Truth is, stress only happens when we are living in the past or in the future.  There is no stress in the present moment.  I’m so stressed that my presentation wasn’t successful enough.  I’m so stressed by a disagreement I had yesterday with a neighbor.  I’m so stressed by my endless to-do list.  I’m so stressed because of my upcoming doctor’s appointment.  I’m so stressed by these ongoing bills. I’m so stressed that I won’t get it all done on time.  None of these things are actually happening in the now.  None of them are real.  We’ve made them real because of our fears, thoughts, and beliefs.

If you choose to stress and worry, you are basically choosing to poison yourself.  What situation has ever been improved because you worried or stressed out about it?  In fact, we often make more reactive and impulsive decisions when we are engaged in stressful thoughts.  A huge branch falls from a tree and damages your roof.  Water is leaking in. “Oh, no!  I can’t believe this!  How did this happen?  What are we going to do?  This is such a disaster!  I can’t believe we didn’t get the tree trimmed last summer.  Wasn’t that your responsibility to call them?”

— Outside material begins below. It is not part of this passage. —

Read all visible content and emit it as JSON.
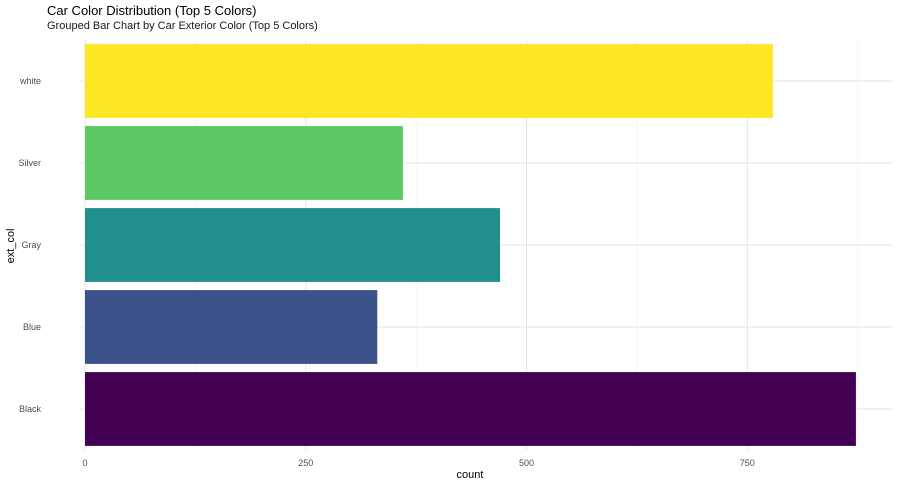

Meanwhile, back in reality, a storm happened and a branch fell.  You gather the supplies needed to prevent more damage. You look at each other and feel grateful you are both alright.  In the morning, you call the insurance company.  Stress solves nothing; in fact, it often just makes the situation worse. Very rarely do we feel the need to apologize for the calm, rational reactions and comments that we make.

On top of all of this, when you choose stress, your body drops into the sympathetic nervous system response of fight, flight, or freeze.  There is a significant rush of chemicals that then enter the body to hasten your heart and respiratory rates, among other things. The sympathetic nervous system is part of your autonomic nervous system.  Among the tasks of the autonomic nervous system are:  regulating digestion, maintaining the heart and respiratory rates, as well affecting sexual arousal.

So, let’s imagine you are chronically in a fight or flight response.  How do you believe your body does at digesting food?  How much extra taxing is required by the heart with constant fluctuations in rate?  Your breathing rate is often hastened, causing tightening in your throat and neck muscles.  Your responses to sex are diminished.  And, to top it all off, after enough times of doing this, you will find it more difficult to achieve the parasympathetic response.  Simply put, that’s the one that undoes all of this.  Big breath in….and let it out.

Breathing is one of the simplest ways to regain the present moment.  Consciously filling your belly with a big breath, then pushing that same breath back towards the kidneys, and finally up through the sternum.  It’s called three dimensional breathing and it takes focus.  This takes the mind out of the haste of past and future, and lands you back in the now—the only thing that actually exists.